Newsworks recently profiled The Lincoln University of Pennsylvania and Delaware State University as two historically black colleges growing against the trend of falling enrollment at black colleges nationwide. Leaders at both schools attributed their enrollment increases to development in student services, international outreach, and being more strategic about recruiting from non-black student populations.
But for all of those things to work, the first step is for a student to be engaged enough to submit a completed application. HBCUs receive thousands of applications every year, but the majority of those submitted are incomplete. Most colleges and universities are equipped with personnel, or technology, or a combination of the two to follow up with an interested student in getting transcripts, recommendations and other submission elements in before a tight deadline.
But thanks to underfunding, and its impact on human and technology deficits at HBCUs, hundreds of the incomplete applications usually get stuffed into a drawer or a file cabinet, along with the best intentions of processing staff getting back to them once complete applications are processed and offer letters are sent. Those files typically are backlogged behind scheduling and conducting campus tours and entertaining walk-in prospects.
And then you have those same overworked personnel fielding non-stop calls from families checking on their application status, which usually results in them being told the application was lost and they should resubmit. But it wasn’t lost — it is in the drawer five feet away from the processor on the phone who put the incomplete application there in the first place, but who doesn’t have time to check it, because a tour is walking in the door as he is telling the family the application is lost.
On the front end, processors and recruiters get a bad rap for losing paperwork and providing bad customer service to interested customers. On the back-end, the disaffected customers go out and tell the world that HBCUs, not just the one to which they applied, but HBCUs in general, are awful at debunking stereotypes of lost paperwork, rude staff, and accessible systems for entry. This prospect alone has been a quiet scourge on the HBCU admissions machine for at least 25 years, and will continue to be one of the major factors in HBCU branding issues.
HBCUs don’t need more recruiters — they need more processors and technology to meet the real demand of the thousands of students trying to get in, but for whatever reason, do not finish the application which they probably sent in days after the application cutoff. And schools know it — look at the data on application processing from Lincoln and DSU.
At both schools, fewer applications have come in over the last three years, but more are being accepted and yielding offers of admission. Admission standards and financial aid accessibility are part of the equation, and so is the jump in accepted applications and admits which new presidents typically demand in order to claim an easy victory in the first year of the presidency.

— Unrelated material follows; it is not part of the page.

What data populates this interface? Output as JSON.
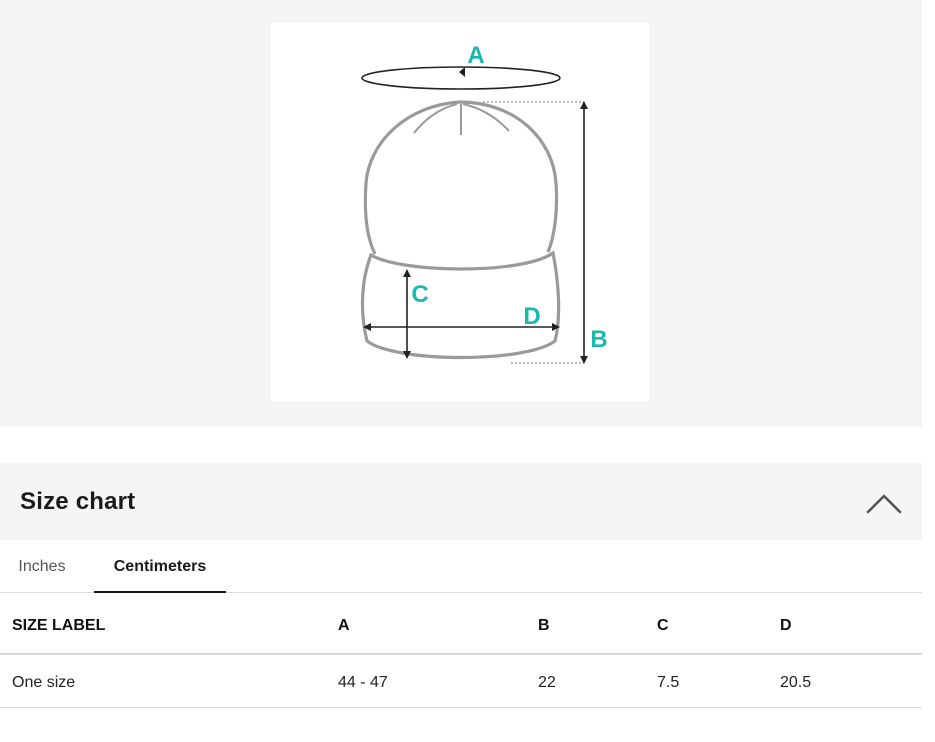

But from the first and most basic level of getting someone into school, Lincoln, Delaware State and many other HBCUs are working to break the cycle of falling enrollment. Many schools are employing more campus-based events for students to apply and receive an on-the-spot decision of admission. Smart schools are taking strategic measures in not just marketing to students, but to parents and guidance counselors who influence student college choice.
All of these efforts point to one goal — get students to submit complete applications to cut the logjam and stress on the people working in admissions and recruitment. Things may have been wrong for a long time, and are still wrong on many HBCU campuses, but there’s great hope in knowing that schools like Lincoln and Delaware State are working to get it right.